これだけ派手に着飾っている彼女は法学部。うちの大学の底辺と言われる教育学部のわたしと違って、実はとても優秀だ。人は見かけによらない。
「なーんだ、つまんないの」
それにしても、細くて軽くてコスパが悪そうなタバコ。と思いながら、わたしもジーンズのポケットのセブンスターを取り出した。ここ第一食堂のいいところは、タバコが吸えること。他の食堂は吸えないのだ。
「ねえ、ずっと気になってたけど、亜由美って元ヤンなの?」
火をつけている最中だから、視線と「なんで?」という首の傾きだけで返事をする。
「だってセッターってヤンキータバコだし」
「あーよく言うよね」
喋ったら口の端からスパスパと煙がもれた。おじさんみたい。ところで、セブンスターを略すとセッターになる法則がわからないのはわたしだけかしら。
「っていうか、そもそも未成年からタバコ吸ってる時点で不良か」
「大丈夫、わたし今月でハタチだから」
「亜由美、それどういう大丈夫?」
「あ、ただの誕生日アピール。三十一日だからよろしくー」
ヘラッと笑って言えば、絵里が「ワタシニホンゴワカラナイヨ」とカタコトで返す。そこから話題は全く別の方向へと進んだ。

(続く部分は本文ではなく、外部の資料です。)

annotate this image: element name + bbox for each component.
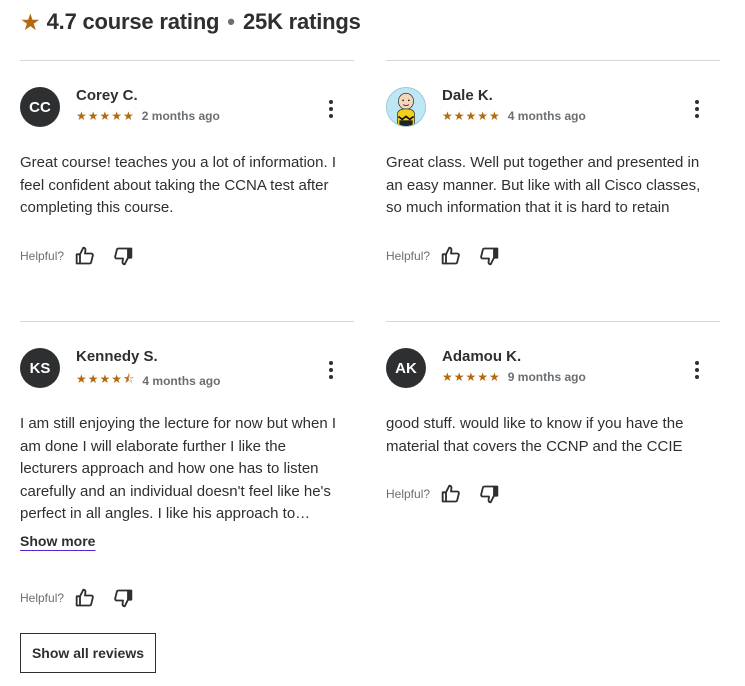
avatar: KS [20, 348, 60, 388]
more-options-icon[interactable] [328, 361, 334, 379]
helpful-label: Helpful? [20, 248, 65, 263]
review-card: KS Kennedy S. ★★★★⯪ 4 months ago I am st… [20, 321, 354, 609]
reviewer-name: Corey C. [76, 87, 138, 104]
review-card: CC Corey C. ★★★★★ 2 months ago Great cou… [20, 60, 354, 267]
review-date: 9 months ago [507, 370, 586, 384]
review-date: 2 months ago [141, 109, 220, 123]
avatar: AK [386, 348, 426, 388]
reviewer-name: Dale K. [442, 87, 493, 104]
reviewer-name: Kennedy S. [76, 348, 158, 365]
review-text: I am still enjoying the lecture for now … [20, 415, 336, 522]
helpful-label: Helpful? [386, 248, 431, 263]
review-text: Great class. Well put together and prese… [386, 154, 701, 216]
star-rating: ★★★★★ [442, 370, 501, 384]
more-options-icon[interactable] [328, 100, 334, 118]
star-rating: ★★★★⯪ [76, 372, 136, 386]
thumbs-up-icon[interactable] [440, 245, 462, 267]
helpful-label: Helpful? [386, 487, 431, 501]
course-rating-text: 4.7 course rating [46, 9, 220, 34]
review-text: good stuff. would like to know if you ha… [386, 415, 684, 455]
star-rating: ★★★★★ [442, 109, 501, 123]
rating-header: ★ 4.7 course rating • 25K ratings [20, 8, 361, 36]
thumbs-up-icon[interactable] [74, 245, 96, 267]
thumbs-down-icon[interactable] [112, 587, 134, 609]
show-all-reviews-button[interactable]: Show all reviews [20, 633, 156, 673]
avatar: CC [20, 87, 60, 127]
review-text: Great course! teaches you a lot of infor… [20, 154, 336, 216]
review-card: Dale K. ★★★★★ 4 months ago Great class. … [386, 60, 720, 267]
review-card: AK Adamou K. ★★★★★ 9 months ago good stu… [386, 321, 720, 505]
star-rating: ★★★★★ [76, 109, 135, 123]
show-more-link[interactable]: Show more [20, 533, 95, 549]
star-icon: ★ [20, 8, 41, 35]
reviewer-name: Adamou K. [442, 348, 522, 365]
character-avatar-icon [386, 87, 426, 127]
helpful-label: Helpful? [20, 590, 65, 605]
thumbs-up-icon[interactable] [74, 587, 96, 609]
review-date: 4 months ago [507, 109, 586, 123]
separator-dot: • [227, 9, 235, 34]
thumbs-up-icon[interactable] [440, 483, 462, 505]
thumbs-down-icon[interactable] [112, 245, 134, 267]
thumbs-down-icon[interactable] [478, 245, 500, 267]
thumbs-down-icon[interactable] [478, 483, 500, 505]
ratings-count: 25K ratings [243, 9, 361, 34]
review-date: 4 months ago [142, 373, 221, 388]
more-options-icon[interactable] [694, 361, 700, 379]
more-options-icon[interactable] [694, 100, 700, 118]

無事に話が逸れ、そっと胸を撫で下ろす。喫煙を始めた理由が、岡崎京子の漫画に憧れただけってことは、恥ずかしくて言えやしない。
なんて考えていたら、不意に『私は貴兄のオモチャなの』という作品タイトルを思い出した。確か、好きな人の性の奴隷になるしょうもない話だ。
でも性奴隷の方がまだマシ。わたしなんて『貴兄のワンコ』だもの。